From: Michael M. Butler (mmb@spies.com)
Date: Sat Jun 07 2003 - 11:59:50 MDT
On Sat, 07 Jun 2003 02:16:14 -0400, Eliezer S. Yudkowsky
<sentience@pobox.com> wrote:
> Aside from speaking into a voice recorder, does anyone else have any
> suggestions for creating a permanent record of an event which would force
> that event to be simulated in greater detail? In particular, such that
> for the simulator to get a historically accurate probability distribution
> on the gross characteristics of the permanent record created (its ones
> and zeroes, which would be later examined), the simulator would find it
> useful to simulate the original event in greater-than-usual detail.
>
> Note that we are talking about making it *useful* for the simulator to
> expend more computing power, to simulate to a greater depth, in order to
> get a *more accurate* picture of the *probability distribution* of the
> ones and zeroes in the permanent record. This means that the probability
> distribution of the permanent record depends on fine physical details in
> a way which can be usefully refined by expending more computing power.

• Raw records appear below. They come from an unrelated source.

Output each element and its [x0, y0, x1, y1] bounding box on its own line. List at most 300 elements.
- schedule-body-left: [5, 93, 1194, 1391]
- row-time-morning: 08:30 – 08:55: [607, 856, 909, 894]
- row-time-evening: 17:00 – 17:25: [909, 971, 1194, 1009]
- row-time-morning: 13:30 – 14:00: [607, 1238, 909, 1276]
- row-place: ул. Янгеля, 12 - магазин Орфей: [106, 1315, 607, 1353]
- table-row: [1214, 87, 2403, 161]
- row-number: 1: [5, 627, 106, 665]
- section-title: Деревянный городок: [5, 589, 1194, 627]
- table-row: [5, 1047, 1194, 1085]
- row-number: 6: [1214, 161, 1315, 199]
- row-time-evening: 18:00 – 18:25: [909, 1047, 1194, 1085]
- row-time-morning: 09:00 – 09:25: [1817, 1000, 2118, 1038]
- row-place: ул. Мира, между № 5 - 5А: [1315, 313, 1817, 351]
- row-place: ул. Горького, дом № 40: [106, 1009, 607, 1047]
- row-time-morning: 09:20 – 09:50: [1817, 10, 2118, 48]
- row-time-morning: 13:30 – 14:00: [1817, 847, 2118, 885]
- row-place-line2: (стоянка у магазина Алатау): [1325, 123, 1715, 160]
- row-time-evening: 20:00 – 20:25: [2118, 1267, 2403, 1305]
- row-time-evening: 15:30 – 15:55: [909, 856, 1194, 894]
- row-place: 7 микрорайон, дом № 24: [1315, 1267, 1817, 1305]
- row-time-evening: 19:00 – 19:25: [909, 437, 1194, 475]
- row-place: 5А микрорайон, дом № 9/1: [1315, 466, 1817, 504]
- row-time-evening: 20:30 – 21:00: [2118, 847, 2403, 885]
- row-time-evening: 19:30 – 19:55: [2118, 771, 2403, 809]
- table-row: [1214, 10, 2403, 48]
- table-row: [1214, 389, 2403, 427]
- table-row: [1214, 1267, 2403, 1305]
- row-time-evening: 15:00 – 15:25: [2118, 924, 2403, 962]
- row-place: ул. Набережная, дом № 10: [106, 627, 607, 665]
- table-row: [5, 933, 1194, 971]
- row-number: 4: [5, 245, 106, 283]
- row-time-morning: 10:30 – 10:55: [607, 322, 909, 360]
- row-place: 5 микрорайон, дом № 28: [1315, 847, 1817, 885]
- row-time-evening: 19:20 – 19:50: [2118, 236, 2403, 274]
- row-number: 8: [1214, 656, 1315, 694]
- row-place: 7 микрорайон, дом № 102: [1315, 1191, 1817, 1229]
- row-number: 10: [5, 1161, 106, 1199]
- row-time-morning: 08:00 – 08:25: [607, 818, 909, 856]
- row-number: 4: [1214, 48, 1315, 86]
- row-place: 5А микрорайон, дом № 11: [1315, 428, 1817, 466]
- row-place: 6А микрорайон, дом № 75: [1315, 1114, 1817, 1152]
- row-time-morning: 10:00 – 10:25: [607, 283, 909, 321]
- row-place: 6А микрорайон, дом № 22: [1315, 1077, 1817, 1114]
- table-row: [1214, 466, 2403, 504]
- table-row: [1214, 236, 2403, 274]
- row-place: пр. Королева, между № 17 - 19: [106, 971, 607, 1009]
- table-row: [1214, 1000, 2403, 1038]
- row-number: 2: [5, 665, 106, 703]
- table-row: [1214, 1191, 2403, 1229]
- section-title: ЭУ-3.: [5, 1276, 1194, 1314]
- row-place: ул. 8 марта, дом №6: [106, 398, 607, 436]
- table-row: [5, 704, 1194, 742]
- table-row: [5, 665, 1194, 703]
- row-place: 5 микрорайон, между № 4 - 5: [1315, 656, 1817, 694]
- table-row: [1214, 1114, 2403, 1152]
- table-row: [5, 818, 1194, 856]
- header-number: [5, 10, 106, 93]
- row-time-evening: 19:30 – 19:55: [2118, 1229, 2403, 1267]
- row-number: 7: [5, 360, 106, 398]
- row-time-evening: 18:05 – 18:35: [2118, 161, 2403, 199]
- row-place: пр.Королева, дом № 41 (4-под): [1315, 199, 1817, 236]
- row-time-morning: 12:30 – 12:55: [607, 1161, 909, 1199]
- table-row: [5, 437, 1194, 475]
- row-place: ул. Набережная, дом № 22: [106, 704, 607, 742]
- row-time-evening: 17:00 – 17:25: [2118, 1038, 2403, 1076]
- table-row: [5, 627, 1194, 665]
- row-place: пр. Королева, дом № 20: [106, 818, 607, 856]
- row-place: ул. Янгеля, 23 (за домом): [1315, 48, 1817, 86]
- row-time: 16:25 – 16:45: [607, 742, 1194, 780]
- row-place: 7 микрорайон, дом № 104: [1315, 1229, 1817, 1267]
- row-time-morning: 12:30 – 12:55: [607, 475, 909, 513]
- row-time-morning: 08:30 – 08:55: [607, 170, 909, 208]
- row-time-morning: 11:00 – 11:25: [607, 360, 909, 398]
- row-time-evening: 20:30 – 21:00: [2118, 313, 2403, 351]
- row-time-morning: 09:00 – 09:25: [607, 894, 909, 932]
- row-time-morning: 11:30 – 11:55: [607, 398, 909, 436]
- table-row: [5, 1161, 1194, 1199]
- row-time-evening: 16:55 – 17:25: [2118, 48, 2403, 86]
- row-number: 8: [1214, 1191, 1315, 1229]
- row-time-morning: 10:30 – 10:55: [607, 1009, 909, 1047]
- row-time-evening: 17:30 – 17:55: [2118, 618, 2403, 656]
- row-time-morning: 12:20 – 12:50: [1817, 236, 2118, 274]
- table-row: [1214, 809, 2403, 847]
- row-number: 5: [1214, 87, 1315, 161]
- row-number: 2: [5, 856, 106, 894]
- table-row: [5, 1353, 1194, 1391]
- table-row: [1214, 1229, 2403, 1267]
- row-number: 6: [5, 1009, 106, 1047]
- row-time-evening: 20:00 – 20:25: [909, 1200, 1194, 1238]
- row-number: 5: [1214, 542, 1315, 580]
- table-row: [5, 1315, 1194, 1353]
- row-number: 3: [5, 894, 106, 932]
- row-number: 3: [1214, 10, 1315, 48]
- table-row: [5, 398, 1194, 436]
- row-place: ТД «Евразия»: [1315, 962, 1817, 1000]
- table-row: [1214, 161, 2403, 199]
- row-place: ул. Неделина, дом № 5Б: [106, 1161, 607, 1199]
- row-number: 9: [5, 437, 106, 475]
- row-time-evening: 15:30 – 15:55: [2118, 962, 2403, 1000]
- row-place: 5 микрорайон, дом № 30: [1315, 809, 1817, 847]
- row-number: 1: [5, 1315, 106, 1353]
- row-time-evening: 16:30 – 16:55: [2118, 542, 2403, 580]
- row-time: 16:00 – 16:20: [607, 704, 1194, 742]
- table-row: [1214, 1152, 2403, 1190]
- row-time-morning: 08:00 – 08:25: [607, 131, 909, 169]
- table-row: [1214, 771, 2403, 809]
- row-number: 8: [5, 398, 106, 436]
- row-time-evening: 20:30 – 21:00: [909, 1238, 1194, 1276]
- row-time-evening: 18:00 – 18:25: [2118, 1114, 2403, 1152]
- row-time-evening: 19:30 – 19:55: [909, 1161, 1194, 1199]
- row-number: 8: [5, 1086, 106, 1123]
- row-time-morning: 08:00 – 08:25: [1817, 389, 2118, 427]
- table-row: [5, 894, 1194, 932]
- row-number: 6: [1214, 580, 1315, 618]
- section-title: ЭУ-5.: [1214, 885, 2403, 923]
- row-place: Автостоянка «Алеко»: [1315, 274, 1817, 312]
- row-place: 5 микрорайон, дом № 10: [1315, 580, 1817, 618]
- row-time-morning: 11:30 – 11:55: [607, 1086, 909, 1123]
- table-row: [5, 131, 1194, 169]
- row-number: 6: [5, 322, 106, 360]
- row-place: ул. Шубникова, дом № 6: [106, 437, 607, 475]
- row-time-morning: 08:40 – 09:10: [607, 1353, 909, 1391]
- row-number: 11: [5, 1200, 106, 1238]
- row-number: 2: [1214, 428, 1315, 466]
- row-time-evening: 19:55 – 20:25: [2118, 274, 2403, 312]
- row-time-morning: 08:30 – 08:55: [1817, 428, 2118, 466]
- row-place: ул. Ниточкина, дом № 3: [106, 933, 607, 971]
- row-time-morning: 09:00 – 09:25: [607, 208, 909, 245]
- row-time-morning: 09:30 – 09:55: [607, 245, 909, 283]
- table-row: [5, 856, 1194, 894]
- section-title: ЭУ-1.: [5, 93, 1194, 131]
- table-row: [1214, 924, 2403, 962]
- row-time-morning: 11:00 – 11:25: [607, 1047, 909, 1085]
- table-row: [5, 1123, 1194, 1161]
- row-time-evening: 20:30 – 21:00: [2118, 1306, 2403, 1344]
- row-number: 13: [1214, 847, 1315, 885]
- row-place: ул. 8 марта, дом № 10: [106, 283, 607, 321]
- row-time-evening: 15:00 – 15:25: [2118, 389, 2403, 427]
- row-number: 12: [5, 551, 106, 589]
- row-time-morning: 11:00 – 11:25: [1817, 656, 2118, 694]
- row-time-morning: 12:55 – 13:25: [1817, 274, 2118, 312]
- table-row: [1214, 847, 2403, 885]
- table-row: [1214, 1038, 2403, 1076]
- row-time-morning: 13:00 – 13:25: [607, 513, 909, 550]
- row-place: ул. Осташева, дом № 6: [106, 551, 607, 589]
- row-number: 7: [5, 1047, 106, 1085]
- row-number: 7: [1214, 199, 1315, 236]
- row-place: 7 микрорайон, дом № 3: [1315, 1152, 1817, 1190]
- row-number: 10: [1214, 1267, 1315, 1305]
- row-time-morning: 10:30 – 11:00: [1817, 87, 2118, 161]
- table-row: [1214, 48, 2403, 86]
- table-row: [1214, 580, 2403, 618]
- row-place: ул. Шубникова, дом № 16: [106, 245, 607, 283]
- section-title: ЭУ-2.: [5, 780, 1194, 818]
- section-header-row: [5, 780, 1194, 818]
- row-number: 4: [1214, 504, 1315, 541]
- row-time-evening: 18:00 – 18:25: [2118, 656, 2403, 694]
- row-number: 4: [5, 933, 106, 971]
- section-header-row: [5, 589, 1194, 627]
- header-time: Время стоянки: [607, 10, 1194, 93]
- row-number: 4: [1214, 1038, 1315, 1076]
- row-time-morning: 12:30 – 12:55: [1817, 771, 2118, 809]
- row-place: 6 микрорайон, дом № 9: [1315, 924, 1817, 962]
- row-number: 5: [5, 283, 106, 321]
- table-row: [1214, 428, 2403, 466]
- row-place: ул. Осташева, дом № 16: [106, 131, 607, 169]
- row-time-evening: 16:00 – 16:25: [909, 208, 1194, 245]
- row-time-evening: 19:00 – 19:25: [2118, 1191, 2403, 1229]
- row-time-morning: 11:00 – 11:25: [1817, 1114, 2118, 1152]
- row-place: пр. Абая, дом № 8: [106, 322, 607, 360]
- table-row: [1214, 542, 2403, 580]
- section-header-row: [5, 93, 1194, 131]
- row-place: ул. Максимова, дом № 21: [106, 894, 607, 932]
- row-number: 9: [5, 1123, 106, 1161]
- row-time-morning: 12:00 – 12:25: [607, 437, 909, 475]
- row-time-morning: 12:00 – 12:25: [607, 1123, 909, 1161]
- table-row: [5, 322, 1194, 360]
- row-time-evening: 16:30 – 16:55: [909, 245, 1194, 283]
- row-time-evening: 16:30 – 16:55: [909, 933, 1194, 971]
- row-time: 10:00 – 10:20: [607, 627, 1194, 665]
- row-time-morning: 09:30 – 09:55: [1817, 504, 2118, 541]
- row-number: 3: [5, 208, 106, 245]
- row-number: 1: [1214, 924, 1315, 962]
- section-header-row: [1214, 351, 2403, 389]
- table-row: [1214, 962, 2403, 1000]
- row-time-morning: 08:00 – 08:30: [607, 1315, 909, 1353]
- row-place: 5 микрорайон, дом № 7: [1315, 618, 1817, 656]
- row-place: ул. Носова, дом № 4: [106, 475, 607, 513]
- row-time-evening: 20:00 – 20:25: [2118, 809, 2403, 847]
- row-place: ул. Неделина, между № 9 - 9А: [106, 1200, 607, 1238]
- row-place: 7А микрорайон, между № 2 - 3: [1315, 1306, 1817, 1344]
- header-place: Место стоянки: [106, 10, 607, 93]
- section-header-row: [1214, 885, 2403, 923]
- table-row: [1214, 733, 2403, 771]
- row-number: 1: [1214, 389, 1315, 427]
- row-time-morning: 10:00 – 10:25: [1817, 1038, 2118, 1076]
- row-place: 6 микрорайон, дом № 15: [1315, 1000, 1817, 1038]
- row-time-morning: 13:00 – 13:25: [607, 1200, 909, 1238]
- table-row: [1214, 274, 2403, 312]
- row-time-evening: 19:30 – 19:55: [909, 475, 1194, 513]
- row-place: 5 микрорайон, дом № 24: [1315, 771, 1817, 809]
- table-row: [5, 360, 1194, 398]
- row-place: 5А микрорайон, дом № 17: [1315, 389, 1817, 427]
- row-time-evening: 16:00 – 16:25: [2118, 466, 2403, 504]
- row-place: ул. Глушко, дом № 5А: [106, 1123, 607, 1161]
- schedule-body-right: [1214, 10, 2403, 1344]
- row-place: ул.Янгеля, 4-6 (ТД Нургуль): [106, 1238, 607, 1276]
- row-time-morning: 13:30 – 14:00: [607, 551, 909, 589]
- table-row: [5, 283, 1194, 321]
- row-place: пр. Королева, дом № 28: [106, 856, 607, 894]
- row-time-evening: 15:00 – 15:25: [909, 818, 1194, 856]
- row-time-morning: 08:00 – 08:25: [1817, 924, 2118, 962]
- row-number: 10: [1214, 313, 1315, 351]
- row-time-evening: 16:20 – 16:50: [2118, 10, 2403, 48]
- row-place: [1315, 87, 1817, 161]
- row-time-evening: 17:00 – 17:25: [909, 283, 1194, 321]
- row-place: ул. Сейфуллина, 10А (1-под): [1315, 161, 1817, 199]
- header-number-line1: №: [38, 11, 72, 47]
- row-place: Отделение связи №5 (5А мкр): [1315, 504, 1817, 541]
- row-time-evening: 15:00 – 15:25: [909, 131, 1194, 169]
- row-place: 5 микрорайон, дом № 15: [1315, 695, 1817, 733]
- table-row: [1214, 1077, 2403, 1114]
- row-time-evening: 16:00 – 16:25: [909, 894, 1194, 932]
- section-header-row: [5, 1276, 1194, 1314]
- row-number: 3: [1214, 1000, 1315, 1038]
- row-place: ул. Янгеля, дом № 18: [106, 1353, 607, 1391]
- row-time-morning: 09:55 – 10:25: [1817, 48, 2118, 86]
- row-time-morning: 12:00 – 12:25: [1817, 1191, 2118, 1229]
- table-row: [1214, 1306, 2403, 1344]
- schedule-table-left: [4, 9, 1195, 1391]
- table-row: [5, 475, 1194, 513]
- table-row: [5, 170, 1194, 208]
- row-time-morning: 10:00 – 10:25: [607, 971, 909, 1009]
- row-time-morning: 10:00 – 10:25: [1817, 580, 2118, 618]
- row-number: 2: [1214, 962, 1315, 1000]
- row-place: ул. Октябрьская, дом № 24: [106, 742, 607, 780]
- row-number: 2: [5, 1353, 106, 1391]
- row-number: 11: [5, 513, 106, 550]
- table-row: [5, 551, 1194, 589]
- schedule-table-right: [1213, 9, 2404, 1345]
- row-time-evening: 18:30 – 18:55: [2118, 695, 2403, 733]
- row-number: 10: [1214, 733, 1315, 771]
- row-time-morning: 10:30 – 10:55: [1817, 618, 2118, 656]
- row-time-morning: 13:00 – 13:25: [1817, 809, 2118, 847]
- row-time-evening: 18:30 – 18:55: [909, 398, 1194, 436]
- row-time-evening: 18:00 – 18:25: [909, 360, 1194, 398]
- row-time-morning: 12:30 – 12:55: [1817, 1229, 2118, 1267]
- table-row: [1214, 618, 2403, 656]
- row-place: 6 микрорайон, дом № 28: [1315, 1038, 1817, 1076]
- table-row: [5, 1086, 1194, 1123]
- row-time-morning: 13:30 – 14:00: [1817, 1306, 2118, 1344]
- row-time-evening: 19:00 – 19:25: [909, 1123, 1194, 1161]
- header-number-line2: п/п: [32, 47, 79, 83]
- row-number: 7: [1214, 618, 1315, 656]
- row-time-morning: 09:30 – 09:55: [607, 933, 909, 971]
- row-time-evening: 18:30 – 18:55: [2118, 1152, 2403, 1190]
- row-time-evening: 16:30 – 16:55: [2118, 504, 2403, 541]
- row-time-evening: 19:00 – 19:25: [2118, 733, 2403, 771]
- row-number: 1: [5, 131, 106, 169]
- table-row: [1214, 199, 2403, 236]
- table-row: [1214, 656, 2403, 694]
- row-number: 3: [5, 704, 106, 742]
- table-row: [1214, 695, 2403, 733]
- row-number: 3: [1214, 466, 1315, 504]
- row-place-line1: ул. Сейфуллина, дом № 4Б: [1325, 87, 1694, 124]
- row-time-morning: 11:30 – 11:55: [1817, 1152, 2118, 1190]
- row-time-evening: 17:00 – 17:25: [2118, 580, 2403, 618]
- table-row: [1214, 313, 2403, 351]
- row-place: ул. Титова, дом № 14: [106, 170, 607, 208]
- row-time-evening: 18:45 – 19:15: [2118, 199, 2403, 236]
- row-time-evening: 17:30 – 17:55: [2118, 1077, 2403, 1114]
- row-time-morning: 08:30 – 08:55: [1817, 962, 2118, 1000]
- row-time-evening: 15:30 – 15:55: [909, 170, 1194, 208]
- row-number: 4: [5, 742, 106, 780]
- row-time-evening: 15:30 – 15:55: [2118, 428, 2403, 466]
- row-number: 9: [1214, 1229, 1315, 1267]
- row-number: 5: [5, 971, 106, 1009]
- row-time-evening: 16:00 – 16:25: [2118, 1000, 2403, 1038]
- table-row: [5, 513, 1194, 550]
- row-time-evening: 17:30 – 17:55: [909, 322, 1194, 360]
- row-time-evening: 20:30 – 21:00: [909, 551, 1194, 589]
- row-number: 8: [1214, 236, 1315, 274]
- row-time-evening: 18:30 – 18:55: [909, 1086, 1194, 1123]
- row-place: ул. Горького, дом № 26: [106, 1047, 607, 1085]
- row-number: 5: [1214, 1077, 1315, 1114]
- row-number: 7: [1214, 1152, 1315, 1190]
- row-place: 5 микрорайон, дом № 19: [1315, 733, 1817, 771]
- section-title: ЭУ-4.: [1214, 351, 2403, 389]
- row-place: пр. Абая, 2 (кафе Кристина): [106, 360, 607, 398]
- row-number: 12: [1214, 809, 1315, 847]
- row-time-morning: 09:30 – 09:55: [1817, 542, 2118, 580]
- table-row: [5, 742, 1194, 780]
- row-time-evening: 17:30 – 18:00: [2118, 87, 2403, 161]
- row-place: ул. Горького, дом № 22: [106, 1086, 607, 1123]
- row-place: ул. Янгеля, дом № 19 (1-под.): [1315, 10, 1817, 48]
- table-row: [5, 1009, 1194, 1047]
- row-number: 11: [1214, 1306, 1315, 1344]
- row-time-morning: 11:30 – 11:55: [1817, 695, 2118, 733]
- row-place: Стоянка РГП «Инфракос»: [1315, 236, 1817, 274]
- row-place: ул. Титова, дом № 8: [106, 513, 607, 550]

> Assume that the initial conditions are 'spread out' evenly over whatever
> space of possibilities is permitted by the state of the existing low-
> resolution simulation at the moment when it begins modeling at greater
> detail, so that what we want is not just sensitive dependency on initial
> conditions, but the simulator's ability to get a more historically
> realistic picture of the probability distribution, after dropping from
> the previous low resolution into the evenly distributed high-resolution
> initial conditions, by expending more computing power to model the
> convergence of the development of those initial conditions at a finer
> level of detail. So what we want is a physical process, which converges
> to some degree, which creates sensitive dependency in the permanent
> record, such that a noticeably more refined picture of the probability
> distribution of the permanent record can be obtained by expending more
> computing power to simulate that moment at a finer level of resolution.
>
> Or if that's too complicated: some way of creating a permanent record
> that sensitively depends on small details of the sim - either
> expensively, using off-the-shelf equipment, or (bonus points) using stuff
> lying around the house.
But there's recording, and then there's processing. What if _attention_
(mine, yours, *"theirs"*) is the limiting factor? If nobody _looks_ at the
permanent record, is it there? Not trying to gainsay your line of
reasoning, just trying to get my head around what seems like a fatal flaw.
It's be diferent, perhaps, if the "sensitive dependency" influenced, say,
the shape of a river, or a famous statue, or something. But in order to
tell, wouldn't *everybody* (or a preponderance of people) have to know
about the connection ahead of time?
I mean, how much time would you personally spend looking at the ones and
zeroes of that audio recording, out of all the time in your life? After
you'd done so, wouldn't you just compress the experience into a memory with
a lot fewer bits?
Sorry if this is scattered, I hope you can encode the experience
meaningfully. :)
-- I am not here to have an argument. I am here as part of a civilization. Sometimes I forget.